После моего недавнего исчезновения Клемент настоял, чтобы я не забредал слишком далеко от дома, так что сегодня днем я неспешно прогулялся до деревни Нортон, под присмотром дозорного. Навестил мисс Уиттл в Почтовом Отделении, выложил ей все о тушеном зайце. Мы обменивались взглядами на отвары и соусы, пока нас не прервал еще один посетитель, и я опять отправился домой.

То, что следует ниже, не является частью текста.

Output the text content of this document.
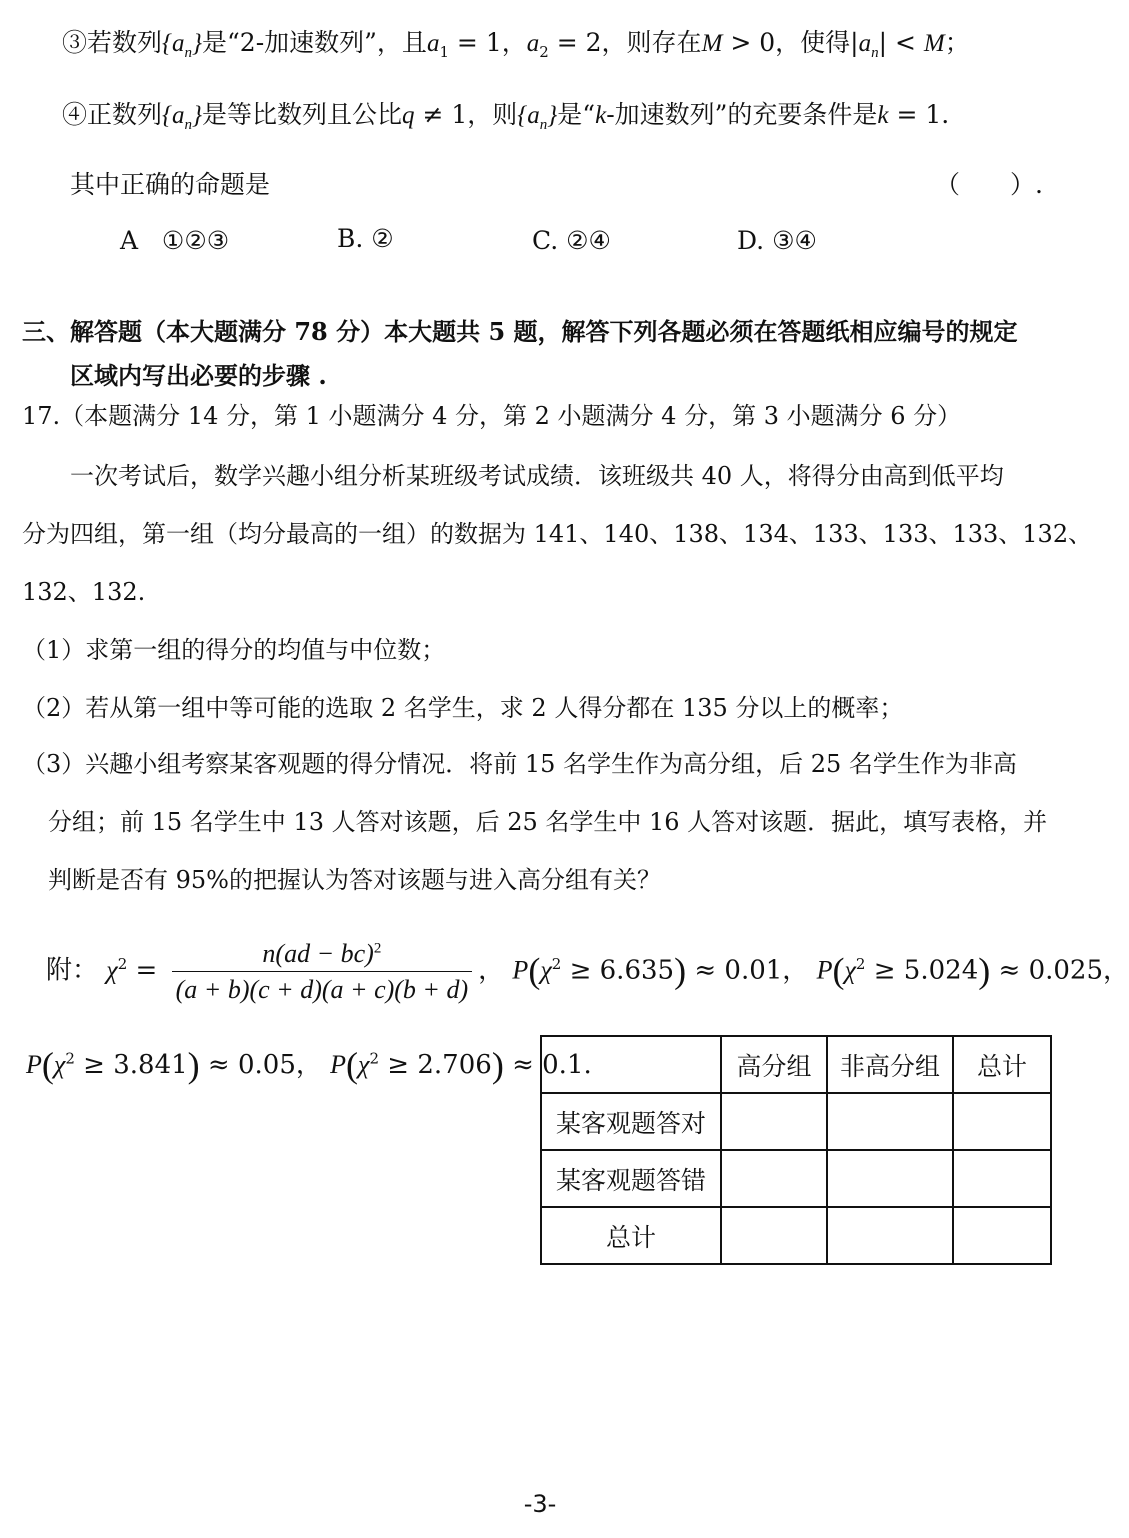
③若数列$\{a_n\}$是“2-加速数列”，且$a_1 = 1$，$a_2 = 2$，则存在M > 0，使得$|a_n| < M$；
④正数列$\{a_n\}$是等比数列且公比q ≠ 1，则$\{a_n\}$是“k-加速数列”的充要条件是k = 1.
其中正确的命题是	（　　）.
A ①②③	B. ②	C. ②④	D. ③④
三、解答题（本大题满分 78 分）本大题共 5 题，解答下列各题必须在答题纸相应编号的规定
区域内写出必要的步骤 .
17.（本题满分 14 分，第 1 小题满分 4 分，第 2 小题满分 4 分，第 3 小题满分 6 分）
一次考试后，数学兴趣小组分析某班级考试成绩．该班级共 40 人，将得分由高到低平均
分为四组，第一组（均分最高的一组）的数据为 141、140、138、134、133、133、133、132、
132、132.
（1）求第一组的得分的均值与中位数；
（2）若从第一组中等可能的选取 2 名学生，求 2 人得分都在 135 分以上的概率；
（3）兴趣小组考察某客观题的得分情况．将前 15 名学生作为高分组，后 25 名学生作为非高
分组；前 15 名学生中 13 人答对该题，后 25 名学生中 16 人答对该题．据此，填写表格，并
判断是否有 95%的把握认为答对该题与进入高分组有关？
附： $\chi^2 = \frac{n(ad - bc)^2}{(a + b)(c + d)(a + c)(b + d)}$ ， $P(\chi^2 \ge 6.635) \approx 0.01$， $P(\chi^2 \ge 5.024) \approx 0.025$，
$P(\chi^2 \ge 3.841) \approx 0.05$， $P(\chi^2 \ge 2.706) \approx 0.1$.
		高分组	非高分组	总计
某客观题答对			
某客观题答错			
总计			
-3-
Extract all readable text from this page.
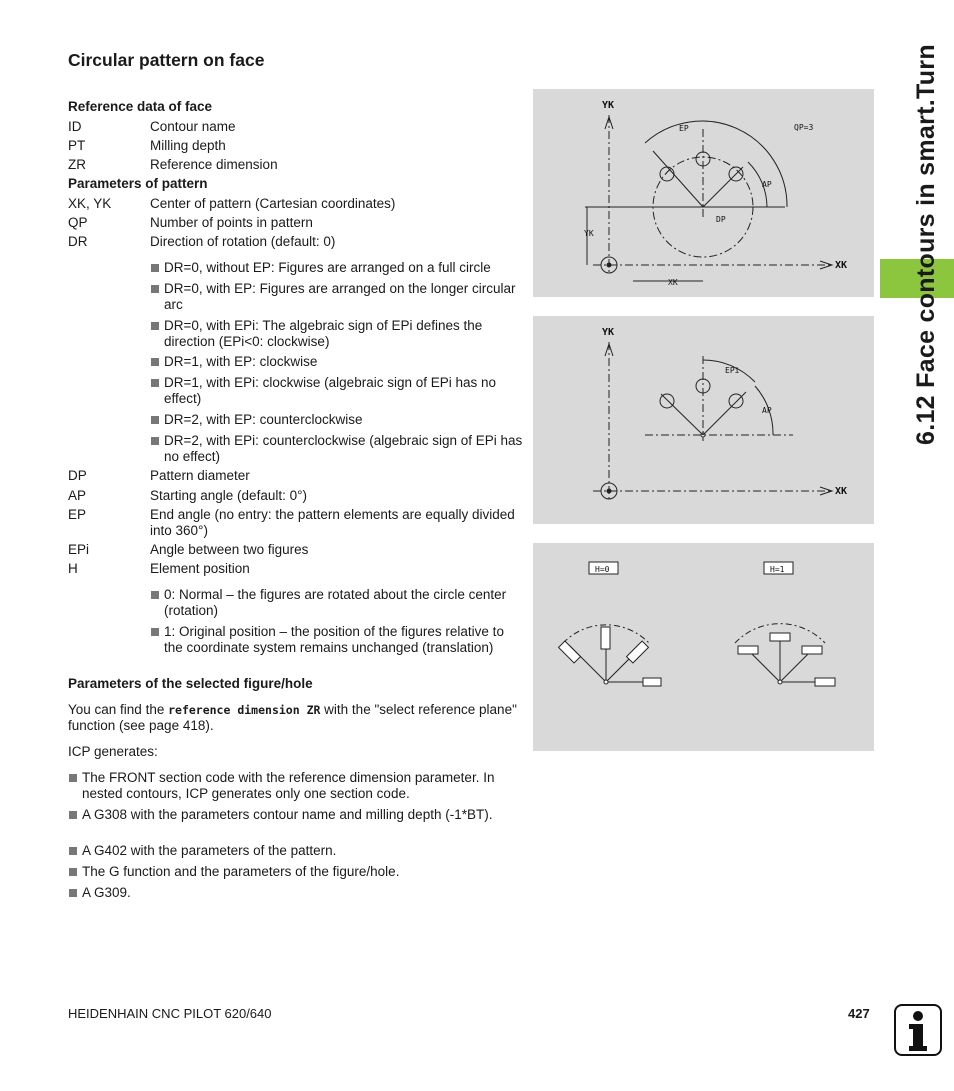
Circular pattern on face
Reference data of face
ID	Contour name
PT	Milling depth
ZR	Reference dimension
Parameters of pattern
XK, YK	Center of pattern (Cartesian coordinates)
QP	Number of points in pattern
DR	Direction of rotation (default: 0)
DR=0, without EP: Figures are arranged on a full circle
DR=0, with EP: Figures are arranged on the longer circular arc
DR=0, with EPi: The algebraic sign of EPi defines the direction (EPi<0: clockwise)
DR=1, with EP: clockwise
DR=1, with EPi: clockwise (algebraic sign of EPi has no effect)
DR=2, with EP: counterclockwise
DR=2, with EPi: counterclockwise (algebraic sign of EPi has no effect)
DP	Pattern diameter
AP	Starting angle (default: 0°)
EP	End angle (no entry: the pattern elements are equally divided into 360°)
EPi	Angle between two figures
H	Element position
0: Normal – the figures are rotated about the circle center (rotation)
1: Original position – the position of the figures relative to the coordinate system remains unchanged (translation)
Parameters of the selected figure/hole
You can find the reference dimension ZR with the "select reference plane" function (see page 418).
ICP generates:
The FRONT section code with the reference dimension parameter. In nested contours, ICP generates only one section code.
A G308 with the parameters contour name and milling depth (-1*BT).
A G402 with the parameters of the pattern.
The G function and the parameters of the figure/hole.
A G309.
YK
XK
EP	QP=3
AP
DP
YK
XK
YK
XK
EPi
AP
H=0	H=1
6.12 Face contours in smart.Turn
HEIDENHAIN CNC PILOT 620/640	427
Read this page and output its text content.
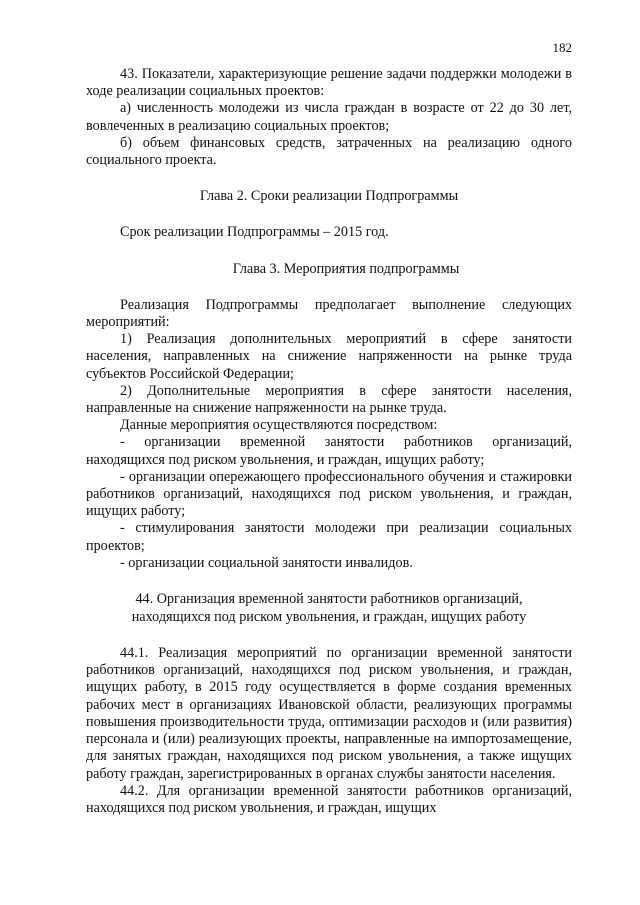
182

43. Показатели, характеризующие решение задачи поддержки молодежи в ходе реализации социальных проектов:

а) численность молодежи из числа граждан в возрасте от 22 до 30 лет, вовлеченных в реализацию социальных проектов;

б) объем финансовых средств, затраченных на реализацию одного социального проекта.

Глава 2. Сроки реализации Подпрограммы

Срок реализации Подпрограммы – 2015 год.

Глава 3. Мероприятия подпрограммы

Реализация Подпрограммы предполагает выполнение следующих мероприятий:

1) Реализация дополнительных мероприятий в сфере занятости населения, направленных на снижение напряженности на рынке труда субъектов Российской Федерации;

2) Дополнительные мероприятия в сфере занятости населения, направленные на снижение напряженности на рынке труда.

Данные мероприятия осуществляются посредством:

- организации временной занятости работников организаций, находящихся под риском увольнения, и граждан, ищущих работу;

- организации опережающего профессионального обучения и стажировки работников организаций, находящихся под риском увольнения, и граждан, ищущих работу;

- стимулирования занятости молодежи при реализации социальных проектов;

- организации социальной занятости инвалидов.

44. Организация временной занятости работников организаций,

находящихся под риском увольнения, и граждан, ищущих работу

44.1. Реализация мероприятий по организации временной занятости работников организаций, находящихся под риском увольнения, и граждан, ищущих работу, в 2015 году осуществляется в форме создания временных рабочих мест в организациях Ивановской области, реализующих программы повышения производительности труда, оптимизации расходов и (или развития) персонала и (или) реализующих проекты, направленные на импортозамещение, для занятых граждан, находящихся под риском увольнения, а также ищущих работу граждан, зарегистрированных в органах службы занятости населения.

44.2. Для организации временной занятости работников организаций, находящихся под риском увольнения, и граждан, ищущих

Погоду в последнее время сложно назвать мягкой, так что я был с головой укутан шарфами. На мне была пресловутая бобровая шапка и два сюртука, а третий был перекинут через руку, так что я был несколько смущен, когда набрел на двух играющих на пустыре детей, одетых лишь в шорты да фуфайки.
Я постоял в отдалении, пытаясь пбнять их игру, которая, похоже, включала немало беготни, воплей и, время от времени, резких толчков, но после двух минут внимательного наблюдения я так и не смог постичь ни одного правила или ясной цели. Казалось, игра не подчиняется никаким законам, но оба мальчика без устали продолжали в нее играть и, возможно, провели бы за ней весь день, если бы один из них не заметил меня, когда я пытался проскользнуть мимо.
Второй парнишка продолжал бегать и орать, пока не заметил, что игра приостановлена. Тогда оба они просто застыли и вытаращились на меня, слегка приоткрыв рты. Их игра напомнила мне о горных козлах с их скачками и случками, так что я поприветствовал их сердечным:
— Привет, козлятки! — что было встречено гробовым молчанием. Козлятки продолжали глазеть.
Один из них был гораздо старше другого, но его маленький друг заговорил первым. Он узнал меня и пожелал мне доброго дня, так что я тоже пожелал ему доброго дня в ответ. Тогда он спросил меня, что у меня на голове, и, когда я представил это как бобра, их глаза явственно загорелись. Тот, что побольше и потише, спросил меня, как я его поймал, и я объяснил, что не присутствовал при этом и, стало быть, не мог утверждать точно, но что скорее всего он попался в ловушку.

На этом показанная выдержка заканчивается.